They
strolled the north end of Asbury Park
boardwalk, pausing often to let people pet their rescued greyhound.
We sat
on a bench after having walked several hours in Point Pleasant, and then
through Asbury, searching for the usual clues from a past we came too late to
witness for ourselves.
Those
trips to the Stone Pony I took with Hank in the 1970s too vague a memory to
count on, and that one trip through the ruins of the Casino in the early 1990s
when a cold rain made it impossible for us to look more closely at what had
survived the early wrecking ball.
He, an
elderly man with a salt and pepper goatee, stood back as his wife talked about
the dog and how it had raced for years in Florida as a champion, but might have been killed – because
that’s what the racing industry does to dogs when they can no longer race.
“You can
only race them for five years, and they then have to go,” she explained.
They
hailed from Pennsylvania now, but he boasted of having been born here, his
parents come to Asbury
Park just prior
to the Great Depression.

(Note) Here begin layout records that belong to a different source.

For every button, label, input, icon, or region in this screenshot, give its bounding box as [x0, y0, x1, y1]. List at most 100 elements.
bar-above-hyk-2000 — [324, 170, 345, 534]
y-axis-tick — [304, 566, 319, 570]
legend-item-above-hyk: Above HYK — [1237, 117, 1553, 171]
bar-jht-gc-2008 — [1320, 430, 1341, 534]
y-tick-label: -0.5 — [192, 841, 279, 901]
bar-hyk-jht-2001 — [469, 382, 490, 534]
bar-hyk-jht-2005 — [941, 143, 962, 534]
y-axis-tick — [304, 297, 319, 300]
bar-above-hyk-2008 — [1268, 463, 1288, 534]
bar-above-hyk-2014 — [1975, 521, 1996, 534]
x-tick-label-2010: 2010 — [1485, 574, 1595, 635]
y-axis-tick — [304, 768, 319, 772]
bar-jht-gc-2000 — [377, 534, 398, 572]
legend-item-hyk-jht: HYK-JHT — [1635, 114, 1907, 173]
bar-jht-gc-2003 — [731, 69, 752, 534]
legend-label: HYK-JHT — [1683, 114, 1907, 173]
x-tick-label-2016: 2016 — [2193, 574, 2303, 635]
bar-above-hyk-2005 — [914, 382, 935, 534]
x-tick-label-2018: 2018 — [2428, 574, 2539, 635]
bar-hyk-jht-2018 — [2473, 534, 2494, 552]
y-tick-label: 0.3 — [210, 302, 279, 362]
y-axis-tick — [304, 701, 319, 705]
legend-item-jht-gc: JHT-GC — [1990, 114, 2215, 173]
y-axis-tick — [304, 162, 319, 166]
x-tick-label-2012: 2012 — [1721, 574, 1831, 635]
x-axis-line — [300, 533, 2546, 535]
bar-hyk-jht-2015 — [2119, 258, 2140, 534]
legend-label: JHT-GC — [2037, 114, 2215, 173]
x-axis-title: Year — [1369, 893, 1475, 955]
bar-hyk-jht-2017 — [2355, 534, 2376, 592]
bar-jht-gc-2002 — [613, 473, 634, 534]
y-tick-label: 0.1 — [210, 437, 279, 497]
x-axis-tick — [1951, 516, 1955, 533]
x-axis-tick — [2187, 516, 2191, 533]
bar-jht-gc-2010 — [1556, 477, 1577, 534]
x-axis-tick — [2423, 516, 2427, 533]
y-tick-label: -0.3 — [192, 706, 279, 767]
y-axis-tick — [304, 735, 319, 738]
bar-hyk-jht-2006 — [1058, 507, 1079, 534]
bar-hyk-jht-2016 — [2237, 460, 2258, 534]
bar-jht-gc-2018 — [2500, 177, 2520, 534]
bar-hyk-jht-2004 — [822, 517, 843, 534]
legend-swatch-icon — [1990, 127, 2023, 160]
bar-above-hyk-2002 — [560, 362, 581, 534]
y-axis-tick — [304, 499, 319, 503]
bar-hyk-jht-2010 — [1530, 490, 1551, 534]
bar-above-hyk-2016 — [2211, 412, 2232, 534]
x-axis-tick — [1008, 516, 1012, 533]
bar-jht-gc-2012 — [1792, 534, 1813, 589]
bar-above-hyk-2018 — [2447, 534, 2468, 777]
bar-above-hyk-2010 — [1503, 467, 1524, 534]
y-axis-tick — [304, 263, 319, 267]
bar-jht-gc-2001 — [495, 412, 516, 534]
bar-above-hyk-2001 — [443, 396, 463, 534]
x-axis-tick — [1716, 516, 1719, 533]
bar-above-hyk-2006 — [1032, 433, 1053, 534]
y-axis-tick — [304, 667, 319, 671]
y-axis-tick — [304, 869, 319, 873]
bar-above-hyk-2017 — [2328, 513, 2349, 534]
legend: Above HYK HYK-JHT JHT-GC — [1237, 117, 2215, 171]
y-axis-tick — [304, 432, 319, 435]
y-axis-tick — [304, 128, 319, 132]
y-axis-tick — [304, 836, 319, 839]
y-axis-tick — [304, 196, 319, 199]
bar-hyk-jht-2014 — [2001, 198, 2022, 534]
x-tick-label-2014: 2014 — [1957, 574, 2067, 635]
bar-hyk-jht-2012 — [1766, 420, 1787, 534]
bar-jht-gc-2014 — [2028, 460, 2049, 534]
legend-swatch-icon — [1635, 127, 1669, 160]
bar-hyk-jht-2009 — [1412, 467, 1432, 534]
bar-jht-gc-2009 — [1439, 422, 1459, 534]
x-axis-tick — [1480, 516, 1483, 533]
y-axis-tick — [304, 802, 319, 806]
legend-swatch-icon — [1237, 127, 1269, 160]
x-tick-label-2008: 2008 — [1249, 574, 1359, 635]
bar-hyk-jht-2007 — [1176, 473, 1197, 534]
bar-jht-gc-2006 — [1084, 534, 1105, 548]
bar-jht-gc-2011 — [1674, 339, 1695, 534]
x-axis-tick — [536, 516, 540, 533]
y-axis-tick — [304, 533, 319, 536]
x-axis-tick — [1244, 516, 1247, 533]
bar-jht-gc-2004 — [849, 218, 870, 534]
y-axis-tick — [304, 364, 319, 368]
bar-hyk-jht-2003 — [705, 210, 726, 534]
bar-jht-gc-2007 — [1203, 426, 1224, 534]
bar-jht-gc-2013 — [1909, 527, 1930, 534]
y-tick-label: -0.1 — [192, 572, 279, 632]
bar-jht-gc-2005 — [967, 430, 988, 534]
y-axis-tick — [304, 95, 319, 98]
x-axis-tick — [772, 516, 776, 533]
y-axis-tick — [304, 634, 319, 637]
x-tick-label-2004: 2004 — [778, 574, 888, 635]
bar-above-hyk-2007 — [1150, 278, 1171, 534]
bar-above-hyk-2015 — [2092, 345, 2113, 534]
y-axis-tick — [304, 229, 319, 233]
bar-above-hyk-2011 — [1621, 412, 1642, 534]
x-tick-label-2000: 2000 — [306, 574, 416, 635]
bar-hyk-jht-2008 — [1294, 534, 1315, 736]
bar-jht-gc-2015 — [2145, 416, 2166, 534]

His father was a window washer in a town with too many
windows for anyone to count, including those in the Convention Center behind
us.
“But
when the Depression hit, people stopped caring about their windows,” he said.
His
father took up another living moving things, which seemed to help the family
some until one day while moving grand piano, he ran over his foot and crushed
the bones, after which things went from bad to worse.
They
were so broke that when he was born in 1936, they couldn’t pay the hospital.
“We’ve
still owe them the $15,” he said with a wry grin as if he had gotten over on
the system.
He was
one years old when the family moved out, but he continued to return here, as if
drawn back by some power he could not explain. The family took vacations here,
and he continues to have memories of where things are or should have been, and
sees them in their rightful place even though the wrecking ball has claimed
most of them over the years.
“My
daughter comes here four times a week,” he said. “She’s here somewhere today
jogging. She’s consumed with Bruce Springsteen. Frankly, she’s here stalking
him. Earlier this year – on her birthday – she was at the Wonder Bar when he
showed up. It was the greatest moment of her life, she said. She just got
tickets to see him in Philadelphia . She couldn’t believe she got the tickets.”
His
bright eyes glinted as if he had somehow made an important connection, had
passed down some great legacy from his own past, and his passion for this place
and what it once was, his daughter finding an important connection to a town he
loved so much he had to keep coming back, and their return on Christmas Day
part of some mutual pack that said they will continue to share this treasure.
I didn’t
ask him what he thought of Springsteen, since he was of a different generation,
more Frank Sinatra than Rock & Roll, but I could see the joy in his eyes,
this amazing Christmas present the whole family shared, daughter jogging
through the fog on this warm holiday in December, while her parents walked a
dog they had rescued, all somehow managing to save something important here,
some aspect of Asbury Park they gave to us in passing.